De varkenspest wordt veroorzaakt door een bacillus, die zich zeer snel in den hangenden druppel beweegt door middel van ciliën. De Amerikanen Salmon en Smith hebben de bacillen der varkenspest het eerst beschreven. Zij is in hooge mate besmettelijk en kan zich spoedig van de eene naar de andere plaats uitbreiden. Het sterftecijfer is over het algemeen zeer hoog. Niet zelden sterven alle dieren in een koppel. In andere koppels sterven 40— 90 °/0.

Zij is eene ziekte van den jeugdigen leeftijd. Volwassen varkens worden hoogst zelden aangetast. Het incubatietijdperk duurt in den regel 3—10 dagen. De varkenspest bestaat in een croupeus-diphtheritische ontsteking van het slijmvlies van mond, keel, maag on darmen. Diarrhee is derhalve een bijna constant verschijnsel. Bij de lijkopening worden meestal zweren in de darmen, vooral in den blinden darm gevonden.

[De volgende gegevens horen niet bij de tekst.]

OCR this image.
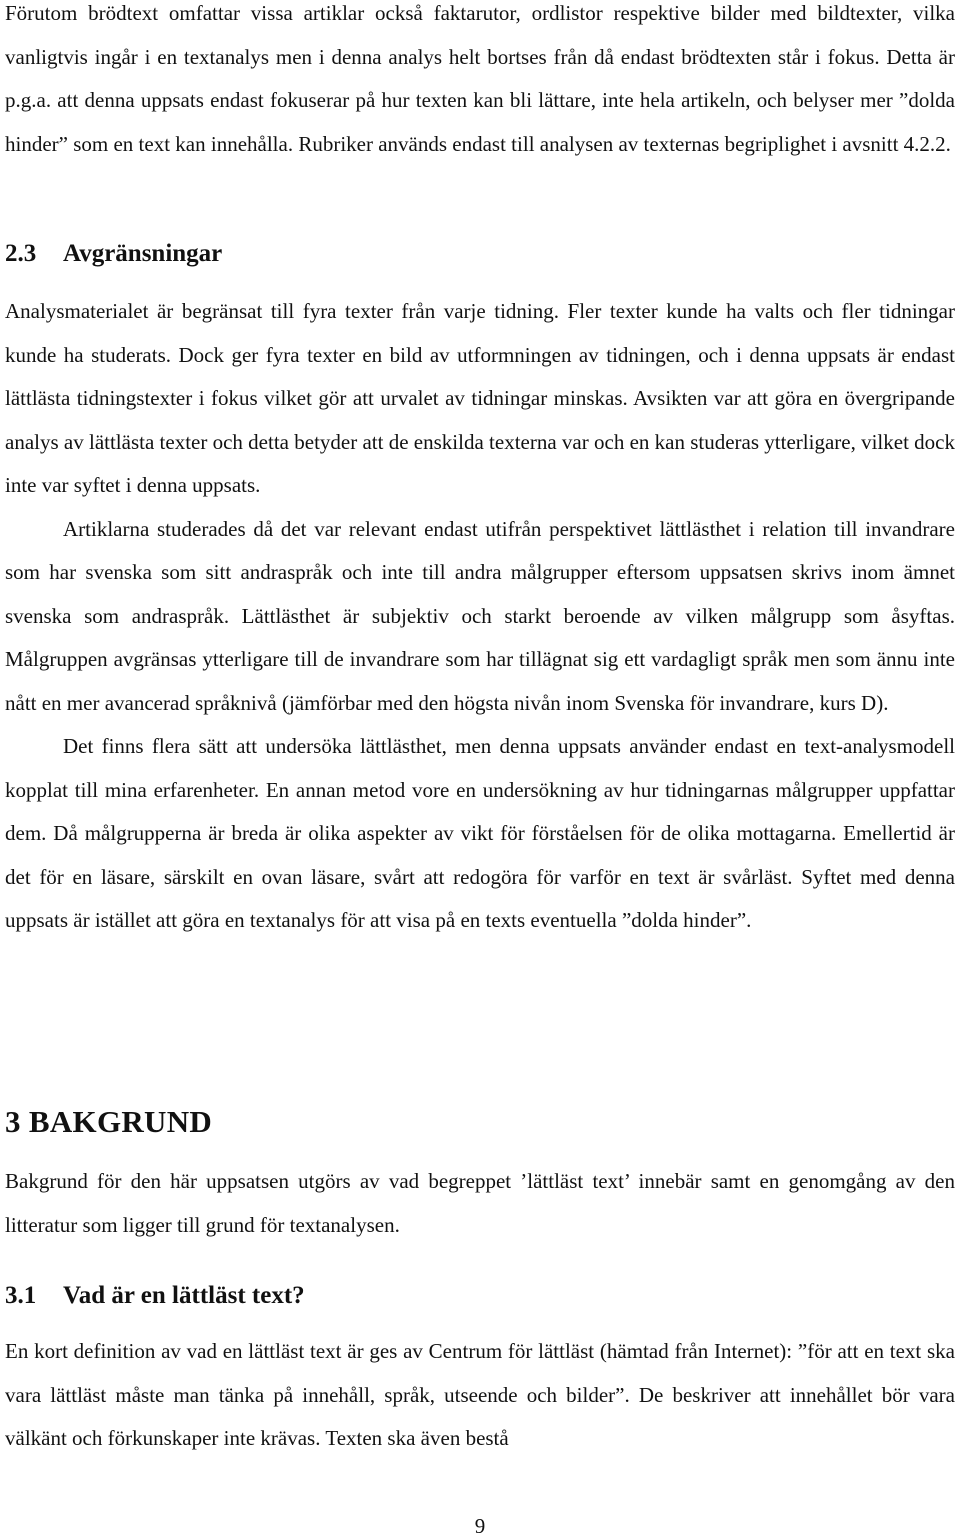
Förutom brödtext omfattar vissa artiklar också faktarutor, ordlistor respektive bilder med bildtexter, vilka vanligtvis ingår i en textanalys men i denna analys helt bortses från då endast brödtexten står i fokus. Detta är p.g.a. att denna uppsats endast fokuserar på hur texten kan bli lättare, inte hela artikeln, och belyser mer ”dolda hinder” som en text kan innehålla. Rubriker används endast till analysen av texternas begriplighet i avsnitt 4.2.2.

2.3 Avgränsningar

Analysmaterialet är begränsat till fyra texter från varje tidning. Fler texter kunde ha valts och fler tidningar kunde ha studerats. Dock ger fyra texter en bild av utformningen av tidningen, och i denna uppsats är endast lättlästa tidningstexter i fokus vilket gör att urvalet av tidningar minskas. Avsikten var att göra en övergripande analys av lättlästa texter och detta betyder att de enskilda texterna var och en kan studeras ytterligare, vilket dock inte var syftet i denna uppsats.

Artiklarna studerades då det var relevant endast utifrån perspektivet lättlästhet i relation till invandrare som har svenska som sitt andraspråk och inte till andra målgrupper eftersom uppsatsen skrivs inom ämnet svenska som andraspråk. Lättlästhet är subjektiv och starkt beroende av vilken målgrupp som åsyftas. Målgruppen avgränsas ytterligare till de invandrare som har tillägnat sig ett vardagligt språk men som ännu inte nått en mer avancerad språknivå (jämförbar med den högsta nivån inom Svenska för invandrare, kurs D).

Det finns flera sätt att undersöka lättlästhet, men denna uppsats använder endast en text-analysmodell kopplat till mina erfarenheter. En annan metod vore en undersökning av hur tidningarnas målgrupper uppfattar dem. Då målgrupperna är breda är olika aspekter av vikt för förståelsen för de olika mottagarna. Emellertid är det för en läsare, särskilt en ovan läsare, svårt att redogöra för varför en text är svårläst. Syftet med denna uppsats är istället att göra en textanalys för att visa på en texts eventuella ”dolda hinder”.

3 BAKGRUND

Bakgrund för den här uppsatsen utgörs av vad begreppet ’lättläst text’ innebär samt en genomgång av den litteratur som ligger till grund för textanalysen.

3.1 Vad är en lättläst text?

En kort definition av vad en lättläst text är ges av Centrum för lättläst (hämtad från Internet): ”för att en text ska vara lättläst måste man tänka på innehåll, språk, utseende och bilder”. De beskriver att innehållet bör vara välkänt och förkunskaper inte krävas. Texten ska även bestå

9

Longontsteking komt tevens veelvuldig voor. Merkwaardig is het, dat een varken kan lijden aan varkenspest en aan de besmettelijke borstziekte tevens, zoodat in sommige organen, o. a. in de buikorganen, de pestbacillen en in de longen de bipolaire bacillen van de borstziekte gevonden worden. Ook bij de varkenspest, vooral in het laatste stadium der ziekte, is de huid dikwijls rood gekleurd. De roode huidkleur is de oorzaak, dat de varkenspest, de borstziekte en de vlekziekte bij een oppervlakkig onderzoek dikwijls niet behoorlijk van elkander onderscheiden worden. In ons land worden zeer veel varkens ingeënt tegen de varkenspest met verzwakte pestbacillen volgens eene methode door Dr. Poels beschreven.



Tuberculose.
De tuberculose komt onder de varkens zeer veelvuldig voor en zonder twijfel heeft zij haar ontstaan dikwijls te danken aan het gebruik van rundermelk of afval van zuivelfabrieken, waarin rundertuberkelbacilien aanwezig zijn. De tuberculose der varkens is derhalve voornamelijk afkomstig van het rund. Wanneer de rundertuberculose werd uitgeroeid, zou de tuberculose van het varken waarschijnlijk van zelf verdwijnen. De tuberculose kan verder door de melk van de tuberculeuse zeug op de biggen, die zij zoogt, worden overgebracht, hetgeen vooral dan het geval is, wanneer de zeug zelve aan tuberculose der borsten lijdende is. Wanneer tuberculose onder fokvarkens op een erf heerscht, verdient het aanbeveling alle dieren zoo spoedig mogelijk te slachten en door nieuw fokmateriaal te vervangen, want anders blijft zij zich in den regel voortdurend door besmetting van de moeder op de jongen uitbreiden.